One Foot, Then Another
“And by the way, everything in life is writable about if you have the outgoing guts to do it, and the imagination to improvise. The worst enemy to creativity is self-doubt.”
This weekend was all about baby steps, the one foot in front of the other even if you wobble a bit and second guess your ability kind of steps, and though I might still be cringing a bit after rewatching the first seven minutes of the video in the last post, I did what I set out to do. And so if this weekend was about the steps, the past few months have been about standing up and making a place for myself, for my voice, for what I want to do with my time and energy. I could tell you that it was about charting a course, because steps are most often part of the process in getting somewhere, but that hasn't been true for me. All of this making, and there has been so much making, has been less about where it might take me, and more about where I am. And after a few years spent waffling simultaneously between where I've been and where I want to go sprinkled with the ever so often where I should be, it was nice to just be here, now. It's been nice to just dig around a bit, sometimes deeper, sometimes less so, and to figure out what my voice sounds like right now, because oh my it's different than it used to be, and oh my, I hope it's still a bit different than it will one day become.
In the video I mumbled a bit about feeling guilty for posting so much work to the online galleries and Instagram, and that I'd decided to give myself permission to make and share as much I'd like, to give myself a pass when there was nothing to say, and to give myself the same pass, thought it can feel quite different, when there was so much to say that I worried I'd flood others with the images I kept adding to their visual queues. And so, if I thought it was brave and bold before to give myself permission to forgive myself (a few posts back, if theis doesn't make sense), giving myself permission to share was even better.
Though it's hard for me to believe it's been this long, for the past five months, I've been giving myself the same assignment on the 15th of every month. As soon as the Story Kit classroom is open and the new theme released from Ali Edwards, I make something and I share it. I use whatever is available - digital files, free downloads, ideas form the sample layouts she posts, and I make something. In an effort to pull myself out of the tidal pull of needing just the right products, the best story, the most beautiful photo, the exact right words, I make something and I tell a story with what I have, and what I've found it that I have so much.

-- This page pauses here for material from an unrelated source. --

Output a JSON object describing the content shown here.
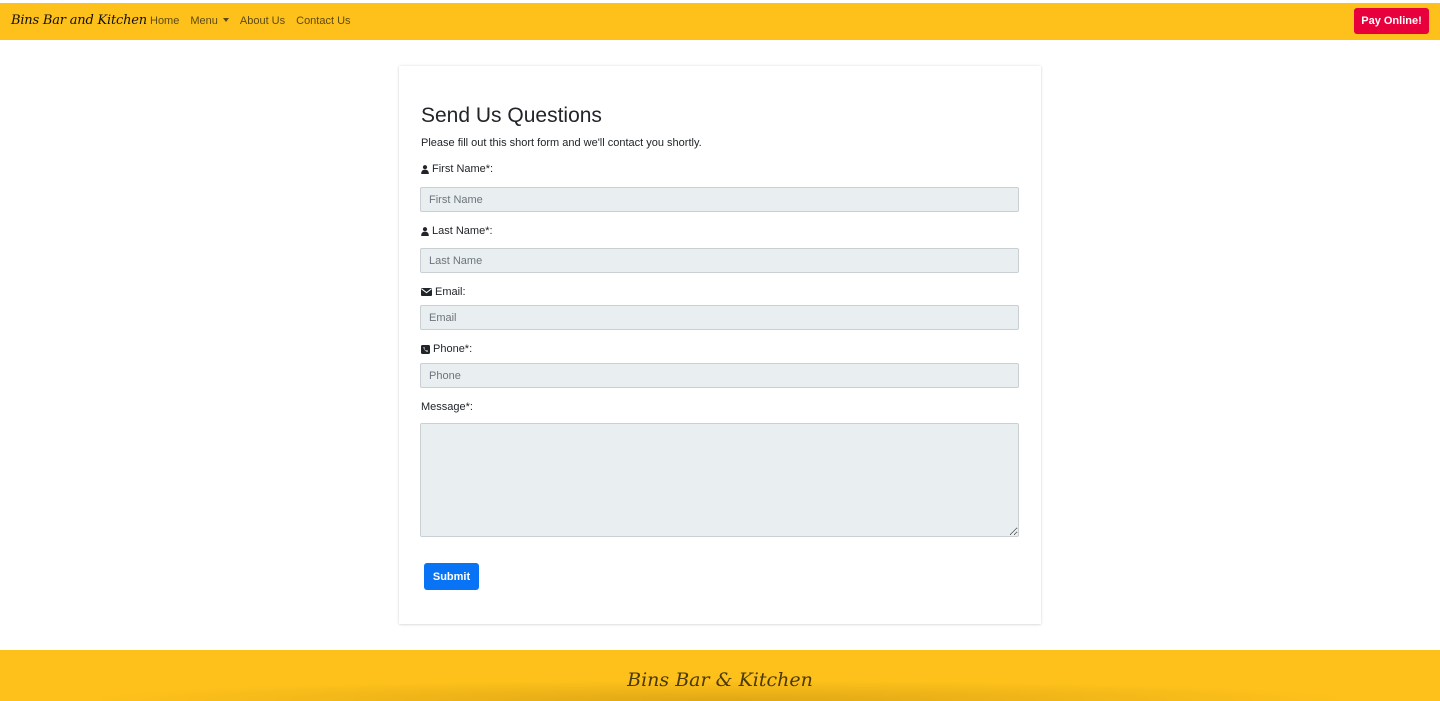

I love that the kits and the classroom are all about the story we tell. And though Ali has said herself a dozen times that the physical (or even digital) pieces should be there to support the story, not tell it, I am reminded again again, month after month, how true this is when it's less about the stuff and more about story, and I've been telling more of mine that I ever have before.
It took a few months, but now, I've found I am doing this more and more, and the more I make and share, the more ideas I have, and the more I enjoy the practice, and not just the result.
I want to tell you that all this making has quieted the parts of me that refer to my doodles as "silly little things" or has given me courage to make more and share more without wondering if what I do is good enough, but that wouldn't be entirely true. I want to tell you that in this search for my voice, for a way to wrangle it and use it like I did when I was younger and less tethered to my own expectations, I've been able to appreciate my own unique abilities (doodles included), but that wouldn't be entirely true, either. What I can tell you, is that I recently gave someone advice that I want to take myself, and so I keep repeating it in my head: love the best and worst parts of yourself, and do the same for others every day, even if neither of you deserve it. Be good and graceful and kind, and keep making stuff, any stuff, without questioning its value - it's good by the sheer fact that you took the risk to make it.
And so, one foot, then another, I am taking more risks, small and seemingly insignificant as they may be. Here's the first half of what I am working on now:
I'm really enjoying the photos of the moments in black and white paired with the colorful doodles that tell more of the story, and of course, because I can't have a page without it, journaling on the back of the colorful tags.